Она лежала в постели с закрытыми глазами; виски ее были влажны, руку она положила на лоб, белое одеяло было натянуто до самого подбородка.

Оставшись с ней наедине, я придвинул стул к ее постели и взял ее руку в свои. На все мои вопросы она отвечала печально и кротко:

— Ничего… я просто не спала сегодня ночью. Я думала… Ничего… ровно ничего… Ах, как бы я хотела никогда не встречать вас… и все же мне хочется видеть вас постоянно! Я осмелилась сказать это только потому, что, мне кажется, я умру. Я мечтаю, мечтаю… Может быть, я и больна, но я этого не чувствую…

Я остолбенел. Руки мои дрожали. Я пробормотал в ответ какие-то глупые слова. Наклонившись, чтобы поцеловать ее руку, я так и не посмел коснуться ее губами.

— Правда ли, доктор, — спросила она, вздохнув, — правда ли, что мир и жизнь таковы, какими они нам кажутся? Правда ли, что этот мир и эта жизнь существуют в нашем воображении и что если они хороши или плохи, то это тоже только в нашем представлении? Правда ли, что если ты любишь человека, то любишь потому, что он похож на тот идеал, который ты сам создал и которым ты живешь? Правда ли, что если ты ненавидишь человека, то это потому, что он изуродовал твои мечты, вторгшись в них, словно горбун, одевший платье хорошо сложенного человека?

— Да, да, — ответил я ей, удивляясь такому глубокому уму у такого несведущего существа.

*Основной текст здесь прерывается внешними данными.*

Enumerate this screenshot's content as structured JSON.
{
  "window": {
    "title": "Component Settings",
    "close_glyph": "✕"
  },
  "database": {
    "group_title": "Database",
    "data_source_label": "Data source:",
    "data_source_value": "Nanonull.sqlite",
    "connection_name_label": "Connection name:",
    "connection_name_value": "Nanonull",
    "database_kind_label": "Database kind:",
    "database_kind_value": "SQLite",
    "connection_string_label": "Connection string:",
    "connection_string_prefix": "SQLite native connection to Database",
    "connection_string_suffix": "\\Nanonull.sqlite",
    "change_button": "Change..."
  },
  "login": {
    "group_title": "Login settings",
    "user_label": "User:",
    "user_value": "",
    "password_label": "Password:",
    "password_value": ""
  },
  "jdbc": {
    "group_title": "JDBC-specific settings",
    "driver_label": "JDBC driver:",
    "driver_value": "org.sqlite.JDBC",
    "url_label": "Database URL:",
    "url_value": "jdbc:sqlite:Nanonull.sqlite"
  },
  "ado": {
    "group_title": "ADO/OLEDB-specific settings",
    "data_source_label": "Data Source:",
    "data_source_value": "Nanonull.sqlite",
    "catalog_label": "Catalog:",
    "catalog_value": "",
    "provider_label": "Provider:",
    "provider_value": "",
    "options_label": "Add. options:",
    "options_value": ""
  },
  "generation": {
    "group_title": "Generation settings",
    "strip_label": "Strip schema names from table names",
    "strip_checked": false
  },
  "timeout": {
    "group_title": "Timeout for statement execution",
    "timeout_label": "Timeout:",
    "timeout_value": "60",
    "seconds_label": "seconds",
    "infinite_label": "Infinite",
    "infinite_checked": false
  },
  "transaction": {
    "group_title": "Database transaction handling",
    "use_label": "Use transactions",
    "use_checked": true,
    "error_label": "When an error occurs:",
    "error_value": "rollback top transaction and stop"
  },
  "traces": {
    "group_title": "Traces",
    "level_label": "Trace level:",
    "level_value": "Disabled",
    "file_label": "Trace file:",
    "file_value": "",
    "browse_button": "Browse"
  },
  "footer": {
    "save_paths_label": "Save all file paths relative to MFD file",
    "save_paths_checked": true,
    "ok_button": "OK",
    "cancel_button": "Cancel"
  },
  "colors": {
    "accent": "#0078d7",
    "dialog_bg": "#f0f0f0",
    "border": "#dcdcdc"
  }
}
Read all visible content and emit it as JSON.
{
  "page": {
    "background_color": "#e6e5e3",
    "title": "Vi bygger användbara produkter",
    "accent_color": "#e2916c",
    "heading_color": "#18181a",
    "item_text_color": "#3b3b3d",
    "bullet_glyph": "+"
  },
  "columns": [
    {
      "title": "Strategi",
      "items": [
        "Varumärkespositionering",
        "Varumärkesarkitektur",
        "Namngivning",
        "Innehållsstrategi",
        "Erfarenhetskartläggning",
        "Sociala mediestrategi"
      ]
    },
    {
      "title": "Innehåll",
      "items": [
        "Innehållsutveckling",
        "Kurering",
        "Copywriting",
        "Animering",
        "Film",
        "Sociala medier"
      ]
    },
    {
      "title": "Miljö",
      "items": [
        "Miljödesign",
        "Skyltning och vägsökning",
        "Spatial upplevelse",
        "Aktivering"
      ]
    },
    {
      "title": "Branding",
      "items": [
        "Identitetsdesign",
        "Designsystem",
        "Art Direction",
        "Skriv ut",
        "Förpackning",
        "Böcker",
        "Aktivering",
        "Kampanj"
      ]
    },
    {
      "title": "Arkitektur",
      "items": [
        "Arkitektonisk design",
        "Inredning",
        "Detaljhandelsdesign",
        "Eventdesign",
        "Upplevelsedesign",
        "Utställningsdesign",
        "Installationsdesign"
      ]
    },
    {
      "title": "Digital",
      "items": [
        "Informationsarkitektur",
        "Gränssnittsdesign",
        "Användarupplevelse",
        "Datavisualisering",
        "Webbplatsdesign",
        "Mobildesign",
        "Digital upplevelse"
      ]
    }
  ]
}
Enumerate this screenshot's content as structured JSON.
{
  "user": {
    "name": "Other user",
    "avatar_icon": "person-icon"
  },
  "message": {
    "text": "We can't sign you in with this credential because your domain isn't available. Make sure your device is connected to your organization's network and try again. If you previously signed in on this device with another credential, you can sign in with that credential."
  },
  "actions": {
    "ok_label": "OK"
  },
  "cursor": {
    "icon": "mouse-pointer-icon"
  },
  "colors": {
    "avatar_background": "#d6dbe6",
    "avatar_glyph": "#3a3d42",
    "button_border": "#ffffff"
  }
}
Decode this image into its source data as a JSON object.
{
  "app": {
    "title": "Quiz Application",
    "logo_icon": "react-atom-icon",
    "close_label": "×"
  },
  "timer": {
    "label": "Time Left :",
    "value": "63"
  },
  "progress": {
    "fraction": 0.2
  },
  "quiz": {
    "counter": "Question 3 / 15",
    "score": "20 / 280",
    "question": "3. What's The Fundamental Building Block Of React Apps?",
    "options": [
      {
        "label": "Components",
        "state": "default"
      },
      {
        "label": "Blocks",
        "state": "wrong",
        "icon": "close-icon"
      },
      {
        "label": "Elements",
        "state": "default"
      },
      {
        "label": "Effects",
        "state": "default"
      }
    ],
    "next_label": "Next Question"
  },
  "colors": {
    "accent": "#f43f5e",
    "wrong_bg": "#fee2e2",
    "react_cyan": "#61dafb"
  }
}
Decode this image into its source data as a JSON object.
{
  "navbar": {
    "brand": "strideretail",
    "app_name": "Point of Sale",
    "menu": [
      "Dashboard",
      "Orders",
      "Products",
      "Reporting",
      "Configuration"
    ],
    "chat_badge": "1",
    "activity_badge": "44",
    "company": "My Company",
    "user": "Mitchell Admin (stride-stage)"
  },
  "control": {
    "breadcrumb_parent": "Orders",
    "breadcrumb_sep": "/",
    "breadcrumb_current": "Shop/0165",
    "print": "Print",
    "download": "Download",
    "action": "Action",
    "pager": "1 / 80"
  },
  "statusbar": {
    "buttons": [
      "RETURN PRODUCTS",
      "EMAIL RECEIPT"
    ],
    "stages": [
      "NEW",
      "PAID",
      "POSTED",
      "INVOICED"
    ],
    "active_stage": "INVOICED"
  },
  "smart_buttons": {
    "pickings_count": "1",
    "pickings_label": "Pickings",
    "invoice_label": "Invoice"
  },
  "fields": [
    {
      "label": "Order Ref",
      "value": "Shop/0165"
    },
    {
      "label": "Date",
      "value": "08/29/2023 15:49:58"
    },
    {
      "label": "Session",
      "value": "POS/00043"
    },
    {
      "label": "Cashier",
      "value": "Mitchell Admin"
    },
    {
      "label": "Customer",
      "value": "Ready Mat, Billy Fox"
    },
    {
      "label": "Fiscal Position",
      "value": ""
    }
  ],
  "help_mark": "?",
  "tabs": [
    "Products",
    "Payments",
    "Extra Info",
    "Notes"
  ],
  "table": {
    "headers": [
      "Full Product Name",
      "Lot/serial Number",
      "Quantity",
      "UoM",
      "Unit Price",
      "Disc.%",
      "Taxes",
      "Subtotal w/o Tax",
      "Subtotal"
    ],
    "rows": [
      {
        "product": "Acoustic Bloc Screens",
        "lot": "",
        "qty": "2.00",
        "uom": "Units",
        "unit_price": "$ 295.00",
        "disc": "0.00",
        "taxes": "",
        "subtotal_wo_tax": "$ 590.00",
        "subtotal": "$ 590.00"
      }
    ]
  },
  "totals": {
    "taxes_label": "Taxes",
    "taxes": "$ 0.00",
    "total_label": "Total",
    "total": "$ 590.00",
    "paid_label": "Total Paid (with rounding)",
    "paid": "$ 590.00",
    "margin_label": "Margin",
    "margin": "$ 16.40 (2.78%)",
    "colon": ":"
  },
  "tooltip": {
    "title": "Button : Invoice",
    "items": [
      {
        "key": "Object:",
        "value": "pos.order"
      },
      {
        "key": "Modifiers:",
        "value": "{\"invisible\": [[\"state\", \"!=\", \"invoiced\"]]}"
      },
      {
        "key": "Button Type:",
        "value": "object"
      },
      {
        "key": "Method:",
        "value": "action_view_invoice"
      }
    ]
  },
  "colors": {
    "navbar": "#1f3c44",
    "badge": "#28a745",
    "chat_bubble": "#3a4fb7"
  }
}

— Доктор, вы тот самый человек, о котором я мечтала и которого боялась искать… Если вы думаете, что я буду жить, то любите меня… любите, но только, если вы уверены, что я буду жить… Ах, как бы я хотела жить!.. Как бы я хотела жить!.. Теперь бы я хотела жить!..

Она тихо заплакала, словно вспомнила о давно забытом счастье. С ее ресниц скатывались слезы и текли по щекам. Я целовал ее руку и все повторял:

— Вы будете жить!.. Вы будете жить!..

Потом она тихонько отняла свою руку и сказала:

— Уйдите, прошу вас, мне хочется уснуть… Сон успокоит меня, и мне будет казаться, что все это я вам говорила еще год назад… Иначе мне будет стыдно смотреть вам, в глаза…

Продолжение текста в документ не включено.